Even though the profiles address the Z39.50 aspect of semantic interoperability, the semantic level is also affected by the indexing policies and search functionality in the local IR system. To address the variations in indexing in different systems, the approach of the Texas Z39.50 Implementors Group (TZIG) is to recommend a common indexing policy to support the searches specified in the Profile. Recommending indexing policies goes beyond the scope of Z39.50 specifications, but to improve semantic interoperability, we have concluded that common indexes populated with data from a core set of MARC fields and subfields is essential.
The library community is quite homogeneous, especially in terms of its catalogs. But the diversity -- in Z39.50 implementations and local information retrieval systems -- is now reducing the ability of users (whether information professionals or end user patrons) to take advantage of the networked environment to discover and retrieve pertinent resources. The experience with the Bath and Z Texas profiles suggest that a new level of standardization and consistency in Z39.50 implementation, information retrieval functionality, and indexing practices is necessary to achieve meaningful networked information retrieval among library catalogs.
The final sections of this paper present two applications areas in which Z39.50 is being used currently. These fall generally into the arena of resource discovery since these applications involve the identification of an information resource for retrieval and access.
Although the original model of intersystem communication for Z39.50 focused on a Z39.50 client interacting with a single Z39.50 server, implementors in the 1990s began developing clients that allowed a user to interact with more than one Z39.50 server at a time. This gave the user the capability of formulating a single search that would be executed against two or more separate databases. The Z39.50 client established Z39.50 sessions with one or more servers, sent the query to each of those servers, and retrieved results from each server to present to the user. >From the user's perspective, he/she was simultaneously and transparently searching multiple resources at the same time. As a result, the multiple resources being searched at the same time appeared to the user as a single search against one logical resource.
Librarians saw the potential for this in the context of union catalogs [19]. Why not use the distributed searching capabilities of Z39.50 to create virtual union catalogs by virtue of sending the same query to multiple catalogs simultaneously? Would it be possible to abandon the physical union catalog in favor of a virtual union catalog? Figure 4 illustrates how a Z39.50 client connects to multiple, remote catalogs for search and retrieval. A single search from the user is sent to multiple Z39.50-accessible catalogs and results from each catalog are returned. Depending on the client-side capabilities, the results from each of the catalogs could be merged into a single result set with duplicate records removed, etc. From the users' perspective, however, the search goes against a logical resource (i.e., the virtual union catalog) rather than against separate catalogs.
Figure
4
Virtual Union Catalog Application
The use of Z39.50 doesn't mean the end of traditional union catalogs. For example, Clifford Lynch suggests that we should see that the single physical union catalog model "complements the emerging distributed search models by offering substantially different functionality, quality, performance, and management characteristics" [20]. To adequately assess the utility of either model, however, studies are needed to evaluate these differences. Coyle provides one of the first systematic looks in comparing a centralized union catalog (i.e., Melvyl) with a virtual union catalog [21].

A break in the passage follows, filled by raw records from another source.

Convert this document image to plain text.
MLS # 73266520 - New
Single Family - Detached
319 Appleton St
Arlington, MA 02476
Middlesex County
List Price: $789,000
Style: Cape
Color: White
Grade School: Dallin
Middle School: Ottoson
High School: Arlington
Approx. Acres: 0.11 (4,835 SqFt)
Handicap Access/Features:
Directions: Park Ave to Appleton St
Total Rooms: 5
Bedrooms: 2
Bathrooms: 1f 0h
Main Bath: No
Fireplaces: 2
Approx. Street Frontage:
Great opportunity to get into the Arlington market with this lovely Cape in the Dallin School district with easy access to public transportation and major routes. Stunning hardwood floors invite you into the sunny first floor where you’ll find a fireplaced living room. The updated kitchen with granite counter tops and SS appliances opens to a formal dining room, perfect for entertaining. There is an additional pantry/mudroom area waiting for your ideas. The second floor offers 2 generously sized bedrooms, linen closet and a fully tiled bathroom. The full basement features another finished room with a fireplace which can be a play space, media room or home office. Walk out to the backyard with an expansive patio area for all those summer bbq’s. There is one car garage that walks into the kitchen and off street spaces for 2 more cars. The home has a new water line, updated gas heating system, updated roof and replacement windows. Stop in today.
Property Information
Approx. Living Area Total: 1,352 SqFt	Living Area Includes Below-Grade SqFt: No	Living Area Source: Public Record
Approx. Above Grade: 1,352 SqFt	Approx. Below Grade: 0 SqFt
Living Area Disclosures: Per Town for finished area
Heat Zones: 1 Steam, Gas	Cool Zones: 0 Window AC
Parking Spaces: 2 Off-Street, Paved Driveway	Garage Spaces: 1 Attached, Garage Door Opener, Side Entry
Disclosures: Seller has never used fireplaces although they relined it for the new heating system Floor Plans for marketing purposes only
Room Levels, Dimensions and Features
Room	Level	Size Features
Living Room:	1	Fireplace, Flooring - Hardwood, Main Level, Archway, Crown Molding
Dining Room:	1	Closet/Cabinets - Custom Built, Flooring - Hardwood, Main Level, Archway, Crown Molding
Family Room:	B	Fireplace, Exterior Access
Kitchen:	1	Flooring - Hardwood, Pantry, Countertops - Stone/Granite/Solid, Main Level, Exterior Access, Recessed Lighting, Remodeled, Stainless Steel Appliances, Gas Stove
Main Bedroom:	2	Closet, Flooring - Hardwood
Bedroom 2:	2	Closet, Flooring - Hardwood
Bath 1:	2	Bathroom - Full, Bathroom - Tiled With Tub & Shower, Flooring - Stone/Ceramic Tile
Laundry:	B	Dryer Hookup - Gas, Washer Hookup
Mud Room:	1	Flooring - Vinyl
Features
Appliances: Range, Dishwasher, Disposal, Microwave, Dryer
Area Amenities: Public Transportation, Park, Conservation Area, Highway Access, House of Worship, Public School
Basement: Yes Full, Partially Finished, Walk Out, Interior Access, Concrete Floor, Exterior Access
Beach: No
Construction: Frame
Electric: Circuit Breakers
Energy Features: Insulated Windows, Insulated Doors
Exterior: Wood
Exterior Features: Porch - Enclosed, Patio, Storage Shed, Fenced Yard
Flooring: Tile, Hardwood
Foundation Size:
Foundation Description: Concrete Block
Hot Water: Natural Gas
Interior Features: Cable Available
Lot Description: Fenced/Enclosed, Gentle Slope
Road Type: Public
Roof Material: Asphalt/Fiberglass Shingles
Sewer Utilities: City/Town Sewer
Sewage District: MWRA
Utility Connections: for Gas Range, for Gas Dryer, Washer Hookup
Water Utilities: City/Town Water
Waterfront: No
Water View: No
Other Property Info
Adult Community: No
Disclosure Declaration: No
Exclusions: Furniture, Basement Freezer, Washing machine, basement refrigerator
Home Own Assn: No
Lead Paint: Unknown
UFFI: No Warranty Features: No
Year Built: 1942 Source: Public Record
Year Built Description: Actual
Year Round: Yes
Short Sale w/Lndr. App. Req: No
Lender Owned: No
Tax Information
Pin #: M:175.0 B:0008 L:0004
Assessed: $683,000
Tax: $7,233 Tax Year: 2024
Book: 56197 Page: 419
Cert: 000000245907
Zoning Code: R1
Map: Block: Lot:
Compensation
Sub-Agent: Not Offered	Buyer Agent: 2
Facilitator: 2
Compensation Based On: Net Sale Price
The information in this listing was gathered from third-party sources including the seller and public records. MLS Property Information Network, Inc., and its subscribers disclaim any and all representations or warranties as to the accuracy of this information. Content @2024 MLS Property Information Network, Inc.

Performance issues may become paramount considerations. For example, in a virtual union catalog each search will go to each participating catalog. Smaller public libraries participating in such a catalog may be subject to large numbers of virtual union catalog search that could put an adverse load on local computing resources compared to a large academic library participant with a more robust computing and networking infrastructure. Performance issues have yet to be investigated systematically.
And we also have to deal with the ever-present semantic interoperability issues in a virtual union catalog model. Unless each participating catalog's Z39.50 server is configured similarly for support of Z39.50 attribute types and values, and each catalog's indexing policies are similar, users may be less satisfied with the results from a virtual union catalog than from a centralized single union catalog database [19]. These semantic interoperability problems, however, are susceptible to the solutions provided by Z39.50 profiles.
Library catalogs are not the only resources that are Z39.50 accessible. Efforts in the cultural heritage museum, natural history museum, archives, government information, and geospatial communities to implement Z39.50 solutions for networked information retrieval are making a diverse set of information resources available to Z39.50 clients. It may be that when one thinks of the concept resource discovery, this heterogeneous networked information environment is what captures their imagination. Think of a user with a need for information about the artist Van Gogh. Certainly the user might be interested in discovering books about the artist, but he/she might also be interested in discovering manuscript collections, images, museum collections and exhibits, etc. related to Van Gogh. The user might begin with a search of several library catalogs plus one or more museum systems and an archive or other metadata repository to find relevant information. Librarians and library users desire integrated access to distributed resources where those resources may take different forms (e.g., images, books, sound recordings, etc.). As Hammer noted, "The essential power of Z39.50 is that it allows diverse information resources to look and act the same to the individual user" [22]. Is this, then, really the promise of Z39.50 and resource discovery?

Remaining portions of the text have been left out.